CHICAGO — Chicago aldermen said Tuesday that they aren’t willing to place their bets on a city sportsbook, despite the backing of Mayor Lori Lightfoot.
On Tuesday, key stakeholders put their cards on the table during a committee hearing that ended abruptly without a final vote. As a wall of opposition builds, city council members weighed in on the pros and cons of the measure.
“What is in it for the Black people?” asked Ald. David Moore (17TH Ward).
“Five folk,s which are very wealthy, are going to get even more wealthy without having a direct impact on minorities,” said Ald. George Cardenas (12th Ward).
The measure would allow Wrigley Field, Guaranteed Rate Field, Soldier Field, United Center and Wintrust Arena to run sportsbooks. Ald. Walter Burnett (27th Ward) introduced the measure so that Chicago could get in on the emerging market.
“We would start getting money immediately with the sports facilities rather than waiting for a casino to be built,” Burnett said.
The taxes are a contentious subject. Revenues are taxes at 15% for the state and 2% for Cook County. Under the proposed ordinance, Chicago would impose its own 2% on gross revenues.
Mayor Lightfoot backs the tax.
“Any infrastructure work that’s required, any regulatory oversight, we need to make sure that there are sufficient resources for us to be able to do it,” Lightfoot said.
Chicago’s future casino is complicating sports betting, however.
“We should hold off on this until we get the casino up and going,” said Ald.
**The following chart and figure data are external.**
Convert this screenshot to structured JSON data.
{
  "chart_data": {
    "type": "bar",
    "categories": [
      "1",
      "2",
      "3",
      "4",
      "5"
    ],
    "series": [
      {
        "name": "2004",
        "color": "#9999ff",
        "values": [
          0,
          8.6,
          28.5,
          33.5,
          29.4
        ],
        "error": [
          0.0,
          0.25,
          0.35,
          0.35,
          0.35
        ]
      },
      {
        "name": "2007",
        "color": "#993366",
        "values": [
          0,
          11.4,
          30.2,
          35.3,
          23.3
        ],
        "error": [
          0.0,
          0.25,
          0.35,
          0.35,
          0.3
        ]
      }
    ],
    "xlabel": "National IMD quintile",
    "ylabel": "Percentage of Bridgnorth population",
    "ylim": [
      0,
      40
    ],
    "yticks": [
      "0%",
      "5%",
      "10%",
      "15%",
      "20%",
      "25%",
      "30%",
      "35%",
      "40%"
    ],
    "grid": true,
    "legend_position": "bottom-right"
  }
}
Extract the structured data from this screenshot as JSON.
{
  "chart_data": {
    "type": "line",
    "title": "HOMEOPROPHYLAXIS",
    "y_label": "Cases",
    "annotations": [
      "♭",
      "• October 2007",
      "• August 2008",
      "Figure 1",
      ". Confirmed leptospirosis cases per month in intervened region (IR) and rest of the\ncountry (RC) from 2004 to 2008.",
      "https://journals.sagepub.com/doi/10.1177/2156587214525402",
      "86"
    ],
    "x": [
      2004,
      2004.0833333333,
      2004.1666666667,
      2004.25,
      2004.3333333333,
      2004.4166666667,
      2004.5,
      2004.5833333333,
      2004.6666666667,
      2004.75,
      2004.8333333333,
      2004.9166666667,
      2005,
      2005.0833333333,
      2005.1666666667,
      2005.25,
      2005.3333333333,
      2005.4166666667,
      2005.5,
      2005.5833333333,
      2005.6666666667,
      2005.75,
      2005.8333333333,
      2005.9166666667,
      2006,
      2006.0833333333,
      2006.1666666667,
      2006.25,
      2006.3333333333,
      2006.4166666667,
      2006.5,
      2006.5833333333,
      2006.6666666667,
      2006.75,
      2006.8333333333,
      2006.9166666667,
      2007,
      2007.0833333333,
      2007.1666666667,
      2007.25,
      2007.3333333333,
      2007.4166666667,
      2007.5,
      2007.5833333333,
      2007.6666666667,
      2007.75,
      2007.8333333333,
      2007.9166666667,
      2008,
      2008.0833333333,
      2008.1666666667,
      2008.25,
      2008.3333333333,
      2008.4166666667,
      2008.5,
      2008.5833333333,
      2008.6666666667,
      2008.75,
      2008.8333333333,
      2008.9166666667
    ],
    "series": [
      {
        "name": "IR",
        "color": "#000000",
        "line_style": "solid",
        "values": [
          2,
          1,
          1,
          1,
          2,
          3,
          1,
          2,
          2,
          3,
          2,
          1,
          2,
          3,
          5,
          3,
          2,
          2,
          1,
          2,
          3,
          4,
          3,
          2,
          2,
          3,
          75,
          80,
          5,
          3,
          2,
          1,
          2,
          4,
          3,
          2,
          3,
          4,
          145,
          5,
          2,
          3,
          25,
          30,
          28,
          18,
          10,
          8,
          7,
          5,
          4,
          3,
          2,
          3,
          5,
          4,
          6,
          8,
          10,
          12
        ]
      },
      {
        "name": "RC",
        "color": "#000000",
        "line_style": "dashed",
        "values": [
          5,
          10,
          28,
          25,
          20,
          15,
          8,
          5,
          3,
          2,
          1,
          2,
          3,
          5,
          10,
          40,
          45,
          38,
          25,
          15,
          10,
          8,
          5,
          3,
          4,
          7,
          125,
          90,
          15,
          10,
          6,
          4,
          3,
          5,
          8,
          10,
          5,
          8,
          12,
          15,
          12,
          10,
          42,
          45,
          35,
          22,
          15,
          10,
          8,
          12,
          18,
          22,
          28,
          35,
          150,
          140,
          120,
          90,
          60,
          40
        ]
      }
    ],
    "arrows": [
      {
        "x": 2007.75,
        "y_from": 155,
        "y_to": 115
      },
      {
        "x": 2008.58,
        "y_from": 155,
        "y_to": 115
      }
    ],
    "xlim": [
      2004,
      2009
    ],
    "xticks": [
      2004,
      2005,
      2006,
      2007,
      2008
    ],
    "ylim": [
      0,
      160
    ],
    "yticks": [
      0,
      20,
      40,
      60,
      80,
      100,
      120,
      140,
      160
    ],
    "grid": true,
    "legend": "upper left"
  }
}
Anthony Beale (9TH Ward).
Gaming companies have raised concern that sportsbooks at the five stadiums would cut into revenue from the casino.
Last month, Casino magnate Neil Bluhm of Rush Street Gaming warned City Council.
“Less people will come to the Chicago casino when they can bet on sports at the stadium,” Bluhm said.
The Council will need to keep negotiating sports betting, and as they argue, the city will continue to wait for revenue from the new sports betting industry.